Melvina caught cold in January. Peter cared for her, worried about her, made soup for her. Peter, she thought, was a fussbudget.
“I told you I have cancer. I’m hardly going to die of a cold.”
But she insisted on returning to the house on Ellis Avenue in any case. On dying in her own old bed if it came to it. Monsignor O’Neill gave her the last sacraments twice. She enjoyed the attention.
As she had predicted, she did not die. And one afternoon, in the grayness of a dark January day, she came downstairs.
Peter had accumulated her mail on a sideboard near the front door. She thought there was an awful lot of it. She picked at the mail like a shopper, considering this and rejecting that.
A letter from Florence Callaghan took her interest. She opened it, read it twice. An indomitable old lady was Florence, surrounded by family who scuffed shoes impatiently in her imperious presence and grumbled about her longevity. Florence said in the letter she was as mean as Melvina and intended to die only after Melvina showed the way.
Melvina smiled, put the letter down, decided she would reread it later.
Then she saw the package.
It annoyed her.
She picked it up, shook it, realized she had not ordered anything. It was from Field’s. She’d send it back.

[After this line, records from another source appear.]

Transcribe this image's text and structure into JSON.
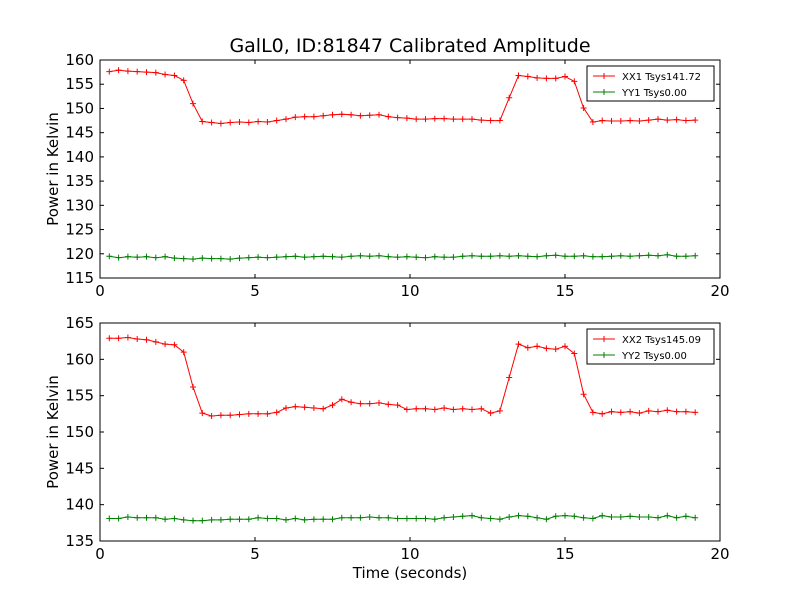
{
  "figure": {
    "title": "GalL0, ID:81847 Calibrated Amplitude",
    "xlabel": "Time (seconds)"
  },
  "chart_data": [
    {
      "type": "line",
      "title": "GalL0, ID:81847 Calibrated Amplitude",
      "xlabel": "",
      "ylabel": "Power in Kelvin",
      "xlim": [
        0,
        20
      ],
      "ylim": [
        115,
        160
      ],
      "xticks": [
        0,
        5,
        10,
        15,
        20
      ],
      "yticks": [
        115,
        120,
        125,
        130,
        135,
        140,
        145,
        150,
        155,
        160
      ],
      "grid": false,
      "legend_position": "top-right",
      "x": [
        0.3,
        0.6,
        0.9,
        1.2,
        1.5,
        1.8,
        2.1,
        2.4,
        2.7,
        3.0,
        3.3,
        3.6,
        3.9,
        4.2,
        4.5,
        4.8,
        5.1,
        5.4,
        5.7,
        6.0,
        6.3,
        6.6,
        6.9,
        7.2,
        7.5,
        7.8,
        8.1,
        8.4,
        8.7,
        9.0,
        9.3,
        9.6,
        9.9,
        10.2,
        10.5,
        10.8,
        11.1,
        11.4,
        11.7,
        12.0,
        12.3,
        12.6,
        12.9,
        13.2,
        13.5,
        13.8,
        14.1,
        14.4,
        14.7,
        15.0,
        15.3,
        15.6,
        15.9,
        16.2,
        16.5,
        16.8,
        17.1,
        17.4,
        17.7,
        18.0,
        18.3,
        18.6,
        18.9,
        19.2
      ],
      "series": [
        {
          "name": "XX1 Tsys141.72",
          "color": "#ff0000",
          "values": [
            157.6,
            157.9,
            157.7,
            157.6,
            157.5,
            157.4,
            157.0,
            156.8,
            155.8,
            151.0,
            147.3,
            147.1,
            146.9,
            147.1,
            147.2,
            147.1,
            147.3,
            147.2,
            147.5,
            147.8,
            148.2,
            148.3,
            148.3,
            148.5,
            148.7,
            148.8,
            148.7,
            148.5,
            148.6,
            148.7,
            148.3,
            148.1,
            148.0,
            147.8,
            147.8,
            147.9,
            147.9,
            147.8,
            147.8,
            147.8,
            147.6,
            147.5,
            147.5,
            152.2,
            156.8,
            156.6,
            156.3,
            156.2,
            156.2,
            156.6,
            155.6,
            150.1,
            147.2,
            147.5,
            147.4,
            147.4,
            147.5,
            147.4,
            147.6,
            147.8,
            147.6,
            147.7,
            147.5,
            147.6
          ]
        },
        {
          "name": "YY1 Tsys0.00",
          "color": "#008000",
          "values": [
            119.5,
            119.2,
            119.4,
            119.3,
            119.4,
            119.2,
            119.4,
            119.1,
            119.0,
            118.9,
            119.1,
            119.0,
            119.0,
            118.9,
            119.1,
            119.2,
            119.3,
            119.2,
            119.3,
            119.4,
            119.5,
            119.3,
            119.4,
            119.5,
            119.4,
            119.3,
            119.5,
            119.6,
            119.5,
            119.6,
            119.4,
            119.3,
            119.4,
            119.3,
            119.2,
            119.4,
            119.3,
            119.3,
            119.5,
            119.6,
            119.5,
            119.5,
            119.6,
            119.5,
            119.6,
            119.5,
            119.4,
            119.6,
            119.7,
            119.5,
            119.5,
            119.6,
            119.4,
            119.4,
            119.5,
            119.6,
            119.5,
            119.6,
            119.7,
            119.6,
            119.8,
            119.5,
            119.5,
            119.6
          ]
        }
      ]
    },
    {
      "type": "line",
      "title": "",
      "xlabel": "Time (seconds)",
      "ylabel": "Power in Kelvin",
      "xlim": [
        0,
        20
      ],
      "ylim": [
        135,
        165
      ],
      "xticks": [
        0,
        5,
        10,
        15,
        20
      ],
      "yticks": [
        135,
        140,
        145,
        150,
        155,
        160,
        165
      ],
      "grid": false,
      "legend_position": "top-right",
      "x": [
        0.3,
        0.6,
        0.9,
        1.2,
        1.5,
        1.8,
        2.1,
        2.4,
        2.7,
        3.0,
        3.3,
        3.6,
        3.9,
        4.2,
        4.5,
        4.8,
        5.1,
        5.4,
        5.7,
        6.0,
        6.3,
        6.6,
        6.9,
        7.2,
        7.5,
        7.8,
        8.1,
        8.4,
        8.7,
        9.0,
        9.3,
        9.6,
        9.9,
        10.2,
        10.5,
        10.8,
        11.1,
        11.4,
        11.7,
        12.0,
        12.3,
        12.6,
        12.9,
        13.2,
        13.5,
        13.8,
        14.1,
        14.4,
        14.7,
        15.0,
        15.3,
        15.6,
        15.9,
        16.2,
        16.5,
        16.8,
        17.1,
        17.4,
        17.7,
        18.0,
        18.3,
        18.6,
        18.9,
        19.2
      ],
      "series": [
        {
          "name": "XX2 Tsys145.09",
          "color": "#ff0000",
          "values": [
            162.9,
            162.9,
            163.0,
            162.8,
            162.7,
            162.4,
            162.1,
            162.0,
            161.0,
            156.2,
            152.6,
            152.2,
            152.3,
            152.3,
            152.4,
            152.5,
            152.5,
            152.5,
            152.7,
            153.3,
            153.5,
            153.4,
            153.3,
            153.2,
            153.7,
            154.5,
            154.1,
            153.9,
            153.9,
            154.0,
            153.8,
            153.7,
            153.1,
            153.2,
            153.2,
            153.1,
            153.3,
            153.1,
            153.2,
            153.1,
            153.2,
            152.6,
            152.9,
            157.5,
            162.1,
            161.6,
            161.8,
            161.5,
            161.4,
            161.8,
            160.8,
            155.2,
            152.7,
            152.5,
            152.8,
            152.7,
            152.8,
            152.6,
            152.9,
            152.8,
            153.0,
            152.8,
            152.8,
            152.7
          ]
        },
        {
          "name": "YY2 Tsys0.00",
          "color": "#008000",
          "values": [
            138.1,
            138.1,
            138.3,
            138.2,
            138.2,
            138.2,
            138.0,
            138.1,
            137.9,
            137.8,
            137.8,
            137.9,
            137.9,
            138.0,
            138.0,
            138.0,
            138.2,
            138.1,
            138.1,
            137.9,
            138.1,
            137.9,
            138.0,
            138.0,
            138.0,
            138.2,
            138.2,
            138.2,
            138.3,
            138.2,
            138.2,
            138.1,
            138.1,
            138.1,
            138.1,
            138.0,
            138.2,
            138.3,
            138.4,
            138.5,
            138.2,
            138.1,
            138.0,
            138.3,
            138.5,
            138.4,
            138.2,
            138.0,
            138.4,
            138.5,
            138.4,
            138.2,
            138.1,
            138.5,
            138.3,
            138.3,
            138.4,
            138.3,
            138.3,
            138.2,
            138.5,
            138.2,
            138.4,
            138.2
          ]
        }
      ]
    }
  ]
}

But she opened it. And then it was no good. Her eyes swelled with tears, so sudden and unexpected that she forgot to be stern with herself for crying.
She hadn’t cried like this since she got the letter from a Mr. Hanley at something called the Government Research Bureau of the Department of Agriculture. A letter regretting to inform her that her great-nephew had died in service of his country. And enclosed for her a medal, awarded posthumously.
She let the tears fall and she let her thin, old body shake with sobs for a moment because no one was in the house and no one would see her weakness.
She opened the box because she knew what it was, who it was from. Blue stationery with her name on it. And matching blue envelopes.